The workforce shortage relates to another significant problem, which is the poor reimbursement rate for palliative care, particularly for the consultations with patients and their families, which palliative care doctors regard as essential in providing truly patient-centered care. Palliative care is reimbursed at a far lower rate than high-tech services, such as chemotherapy infusions, cardiac catheterization or surgery. Horton says that the reimbursement does not come close to compensating for the care provided. “It makes it hard to keep our doors open,” Horton admits. In fact, the doors only remain open because Mt. Sinai is willing to chip in for what reimbursement doesn’t cover.
But if palliative care doesn’t bring in much money, studies show that it does contribute to significant savings while also improving outcomes. One study co-authored by Meier showed that hospital expenses for those receiving palliative services were $2,642 less per admission than for comparable patients not receiving those services. With as much as 30 percent of Medicare spending going to the 6 percent of Medicare patients who die each year, palliative care offers a promising means for saving money while also delivering medicine that accords with people’s wishes.

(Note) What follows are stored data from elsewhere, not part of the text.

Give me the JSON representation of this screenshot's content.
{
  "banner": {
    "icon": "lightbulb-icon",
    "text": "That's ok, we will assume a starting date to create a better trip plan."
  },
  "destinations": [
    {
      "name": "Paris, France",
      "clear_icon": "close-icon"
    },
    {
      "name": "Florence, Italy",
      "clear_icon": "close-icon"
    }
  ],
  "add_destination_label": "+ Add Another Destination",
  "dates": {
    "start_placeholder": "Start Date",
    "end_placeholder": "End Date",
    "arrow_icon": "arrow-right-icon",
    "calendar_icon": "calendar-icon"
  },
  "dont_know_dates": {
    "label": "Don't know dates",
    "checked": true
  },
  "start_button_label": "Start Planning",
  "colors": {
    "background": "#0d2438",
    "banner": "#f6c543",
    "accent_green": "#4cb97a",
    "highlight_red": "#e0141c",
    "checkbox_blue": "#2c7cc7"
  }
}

Back on the Mount Sinai palliative care unit, the 28-year old man with liver disease died on Saturday. But he had been baptized by then and received last rites. As to the former corrections official, with her room full of family members, she was removed from the ventilator Thursday afternoon. She continued to breathe on her own that day, and the next one, and the next and the next. She died quietly Sunday night.
That leaves the man with the swollen face. His oncologist reported back that there were no more treatment options for his cancer. With that, the palliative care unit administered steroids, which relieved much of the swelling. He was able to lift his head off the pillow and move without excessive discomfort, though the steroids did disorient him some. His one request was that someone sit with him. One of the nurses did so, holding on to his hand.